Excuse me, another followup question (can't edit on mobile): can you ELI5 how do exploitation and exploration "emerge" naturally instead of the tradeoff being explicitly coded as in RL?
As a general answer, the theory suggests that organisms maximize a quantity known as model evidence, which is just a way of saying 'how much evidence does some data provide for my model of the world?'
There are two complementary ways to maximize this - change your model or change your world.
If we now grant that actions also maximize model evidence, then actions can either be conducted to sample data that make the model a better fit of the data (exploration), or they can be conducted to sample observations that are consistent with the current model (exploitation).
The equation for free-energy/ELBO has two terms, an energy and an entropy. You can rewrite it as "log-likelihood minus KL from prior". If you write your model in a certain way, you can then read it as, "Fit to the data, minus cost" (second formulation) or "Accuracy + exploitation + exploration" (first formulation).

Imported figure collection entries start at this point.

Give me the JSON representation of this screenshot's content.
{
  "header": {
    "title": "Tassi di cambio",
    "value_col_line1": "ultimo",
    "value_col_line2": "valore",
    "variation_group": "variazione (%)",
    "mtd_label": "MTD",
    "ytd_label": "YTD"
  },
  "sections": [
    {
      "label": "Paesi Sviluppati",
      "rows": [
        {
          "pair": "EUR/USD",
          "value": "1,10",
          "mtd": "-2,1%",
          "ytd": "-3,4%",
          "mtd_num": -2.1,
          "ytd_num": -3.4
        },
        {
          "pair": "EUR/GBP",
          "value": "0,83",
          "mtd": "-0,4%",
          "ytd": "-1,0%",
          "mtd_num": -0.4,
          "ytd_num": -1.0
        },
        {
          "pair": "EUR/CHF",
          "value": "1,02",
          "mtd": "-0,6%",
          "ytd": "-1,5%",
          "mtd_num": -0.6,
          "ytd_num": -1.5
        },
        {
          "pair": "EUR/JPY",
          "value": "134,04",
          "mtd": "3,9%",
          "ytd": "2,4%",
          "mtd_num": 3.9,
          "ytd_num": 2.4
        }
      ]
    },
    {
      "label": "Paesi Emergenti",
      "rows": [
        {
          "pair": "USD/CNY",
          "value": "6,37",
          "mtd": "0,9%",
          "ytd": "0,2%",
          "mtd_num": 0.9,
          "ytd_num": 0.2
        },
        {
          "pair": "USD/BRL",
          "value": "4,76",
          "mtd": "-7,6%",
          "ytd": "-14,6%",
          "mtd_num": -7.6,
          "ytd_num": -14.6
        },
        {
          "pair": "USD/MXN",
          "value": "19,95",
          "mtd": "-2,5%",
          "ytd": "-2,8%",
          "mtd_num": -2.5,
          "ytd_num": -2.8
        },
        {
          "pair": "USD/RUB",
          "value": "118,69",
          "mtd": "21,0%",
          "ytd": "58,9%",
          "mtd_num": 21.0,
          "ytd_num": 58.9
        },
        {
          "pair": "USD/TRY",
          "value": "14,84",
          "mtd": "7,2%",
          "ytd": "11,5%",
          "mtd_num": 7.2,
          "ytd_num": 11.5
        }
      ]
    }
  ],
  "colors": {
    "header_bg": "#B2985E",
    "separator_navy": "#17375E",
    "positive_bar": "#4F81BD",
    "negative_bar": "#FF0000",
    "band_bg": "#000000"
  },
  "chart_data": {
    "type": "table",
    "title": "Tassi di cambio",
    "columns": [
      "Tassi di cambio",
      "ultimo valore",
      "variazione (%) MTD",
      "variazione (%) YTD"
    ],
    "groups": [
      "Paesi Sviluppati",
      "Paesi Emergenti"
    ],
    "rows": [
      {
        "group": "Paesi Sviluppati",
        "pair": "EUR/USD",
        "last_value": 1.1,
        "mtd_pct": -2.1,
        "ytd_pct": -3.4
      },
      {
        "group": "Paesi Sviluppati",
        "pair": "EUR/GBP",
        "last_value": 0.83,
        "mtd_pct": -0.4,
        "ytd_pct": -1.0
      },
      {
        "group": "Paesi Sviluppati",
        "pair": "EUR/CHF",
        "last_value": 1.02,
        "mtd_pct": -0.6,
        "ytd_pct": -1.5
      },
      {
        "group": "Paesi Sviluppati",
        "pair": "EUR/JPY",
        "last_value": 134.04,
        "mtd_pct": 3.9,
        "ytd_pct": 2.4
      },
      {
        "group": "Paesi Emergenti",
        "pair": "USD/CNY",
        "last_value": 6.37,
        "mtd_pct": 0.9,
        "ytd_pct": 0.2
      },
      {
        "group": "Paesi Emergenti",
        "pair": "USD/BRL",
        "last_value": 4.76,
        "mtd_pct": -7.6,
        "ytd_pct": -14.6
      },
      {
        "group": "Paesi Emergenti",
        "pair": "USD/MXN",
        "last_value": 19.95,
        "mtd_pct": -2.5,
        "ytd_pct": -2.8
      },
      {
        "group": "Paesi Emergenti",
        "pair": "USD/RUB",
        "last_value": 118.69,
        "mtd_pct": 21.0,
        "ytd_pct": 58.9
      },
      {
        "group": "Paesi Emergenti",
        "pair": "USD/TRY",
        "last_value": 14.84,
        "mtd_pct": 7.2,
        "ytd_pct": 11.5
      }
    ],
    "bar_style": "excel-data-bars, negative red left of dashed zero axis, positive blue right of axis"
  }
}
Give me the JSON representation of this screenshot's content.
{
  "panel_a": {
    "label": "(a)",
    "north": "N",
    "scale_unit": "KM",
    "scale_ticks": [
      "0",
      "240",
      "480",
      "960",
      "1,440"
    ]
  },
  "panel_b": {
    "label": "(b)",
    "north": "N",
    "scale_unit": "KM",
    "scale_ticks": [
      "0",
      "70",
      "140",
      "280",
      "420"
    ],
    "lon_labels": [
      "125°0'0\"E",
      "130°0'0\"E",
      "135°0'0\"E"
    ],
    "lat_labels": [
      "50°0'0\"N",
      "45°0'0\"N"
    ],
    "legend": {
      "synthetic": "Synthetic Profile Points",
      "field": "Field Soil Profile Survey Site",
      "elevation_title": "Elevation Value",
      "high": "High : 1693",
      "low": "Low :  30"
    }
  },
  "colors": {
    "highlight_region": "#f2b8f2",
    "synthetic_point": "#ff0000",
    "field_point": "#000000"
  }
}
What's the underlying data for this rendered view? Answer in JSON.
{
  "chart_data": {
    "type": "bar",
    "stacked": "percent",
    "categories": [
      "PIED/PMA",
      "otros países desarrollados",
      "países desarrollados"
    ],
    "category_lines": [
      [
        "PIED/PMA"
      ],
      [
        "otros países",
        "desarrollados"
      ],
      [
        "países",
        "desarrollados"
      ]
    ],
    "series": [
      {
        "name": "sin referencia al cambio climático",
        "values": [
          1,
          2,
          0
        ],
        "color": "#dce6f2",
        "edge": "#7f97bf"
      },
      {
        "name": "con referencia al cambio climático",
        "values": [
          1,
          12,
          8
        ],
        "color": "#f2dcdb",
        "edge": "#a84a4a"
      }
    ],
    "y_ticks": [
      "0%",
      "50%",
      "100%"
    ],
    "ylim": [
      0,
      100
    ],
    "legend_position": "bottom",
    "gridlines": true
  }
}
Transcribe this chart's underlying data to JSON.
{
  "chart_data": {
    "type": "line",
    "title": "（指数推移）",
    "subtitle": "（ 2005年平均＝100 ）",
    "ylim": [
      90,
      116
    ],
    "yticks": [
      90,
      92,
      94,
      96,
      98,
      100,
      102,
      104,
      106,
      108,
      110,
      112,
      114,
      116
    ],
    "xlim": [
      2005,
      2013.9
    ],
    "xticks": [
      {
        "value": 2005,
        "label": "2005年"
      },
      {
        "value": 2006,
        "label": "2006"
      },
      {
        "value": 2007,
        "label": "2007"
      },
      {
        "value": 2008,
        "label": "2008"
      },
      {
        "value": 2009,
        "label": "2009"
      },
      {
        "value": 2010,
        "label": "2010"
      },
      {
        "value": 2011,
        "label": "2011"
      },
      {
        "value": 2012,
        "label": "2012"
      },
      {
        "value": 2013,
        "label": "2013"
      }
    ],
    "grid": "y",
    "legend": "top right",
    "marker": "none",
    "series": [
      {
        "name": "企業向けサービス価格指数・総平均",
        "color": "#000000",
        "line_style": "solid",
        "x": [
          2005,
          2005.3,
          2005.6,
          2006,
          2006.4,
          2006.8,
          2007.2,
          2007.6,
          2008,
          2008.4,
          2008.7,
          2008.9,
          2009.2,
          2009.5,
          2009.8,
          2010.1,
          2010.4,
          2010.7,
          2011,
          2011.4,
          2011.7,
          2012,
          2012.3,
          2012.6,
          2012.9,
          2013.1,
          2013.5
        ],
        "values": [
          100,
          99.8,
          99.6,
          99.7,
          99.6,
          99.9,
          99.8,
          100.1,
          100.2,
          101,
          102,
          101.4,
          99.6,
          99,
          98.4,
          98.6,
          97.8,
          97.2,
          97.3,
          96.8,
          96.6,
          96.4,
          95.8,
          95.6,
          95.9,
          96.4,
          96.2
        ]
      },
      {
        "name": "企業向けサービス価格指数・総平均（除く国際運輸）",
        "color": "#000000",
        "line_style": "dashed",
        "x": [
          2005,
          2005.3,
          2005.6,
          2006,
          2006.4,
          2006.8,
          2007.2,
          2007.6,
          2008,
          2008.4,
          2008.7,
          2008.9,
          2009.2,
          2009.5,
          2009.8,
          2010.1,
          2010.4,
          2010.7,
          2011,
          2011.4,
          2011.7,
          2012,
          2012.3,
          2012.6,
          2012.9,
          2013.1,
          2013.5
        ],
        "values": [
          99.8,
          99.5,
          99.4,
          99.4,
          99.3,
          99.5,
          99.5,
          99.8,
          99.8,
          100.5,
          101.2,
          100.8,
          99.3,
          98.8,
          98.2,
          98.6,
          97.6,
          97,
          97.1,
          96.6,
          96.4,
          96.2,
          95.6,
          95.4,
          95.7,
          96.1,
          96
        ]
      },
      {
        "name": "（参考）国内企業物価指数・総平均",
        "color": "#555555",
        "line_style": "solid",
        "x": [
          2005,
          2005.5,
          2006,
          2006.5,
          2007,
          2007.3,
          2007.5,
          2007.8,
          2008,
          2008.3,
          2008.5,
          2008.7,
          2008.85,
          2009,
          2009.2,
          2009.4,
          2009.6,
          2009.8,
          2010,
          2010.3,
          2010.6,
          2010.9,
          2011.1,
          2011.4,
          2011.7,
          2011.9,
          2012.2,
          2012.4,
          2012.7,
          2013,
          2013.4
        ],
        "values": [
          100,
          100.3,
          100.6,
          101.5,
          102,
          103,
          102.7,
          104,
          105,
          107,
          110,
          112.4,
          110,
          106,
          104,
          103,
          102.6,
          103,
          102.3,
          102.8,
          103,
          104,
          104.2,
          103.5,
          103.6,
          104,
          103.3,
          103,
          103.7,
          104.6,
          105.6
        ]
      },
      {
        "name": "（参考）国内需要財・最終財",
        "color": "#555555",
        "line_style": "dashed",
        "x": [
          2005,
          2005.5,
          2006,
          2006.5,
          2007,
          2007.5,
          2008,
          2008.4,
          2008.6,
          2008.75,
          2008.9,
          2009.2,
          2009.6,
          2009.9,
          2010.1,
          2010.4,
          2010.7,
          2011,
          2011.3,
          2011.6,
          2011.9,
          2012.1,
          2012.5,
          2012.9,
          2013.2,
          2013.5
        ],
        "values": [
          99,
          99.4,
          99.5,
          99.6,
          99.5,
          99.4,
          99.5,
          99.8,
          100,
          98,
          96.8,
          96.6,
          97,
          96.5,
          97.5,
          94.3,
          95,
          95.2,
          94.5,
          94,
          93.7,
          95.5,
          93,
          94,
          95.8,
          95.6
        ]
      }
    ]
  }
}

In forumations of FEP, there are two terms: cost and ambiguity. Minimisation of this combined term happens in a Bayesian optimal way. So you don't have to explicitly code weights for exploration and exploitation.
Although what you do have to code is prior preferences, and since it is a distribution, you implicitly code the range of those preferences. But once you do that the FEP, algorithm figures out when to collect more data to build a better model and when to use the existing model to get near the prior preferences.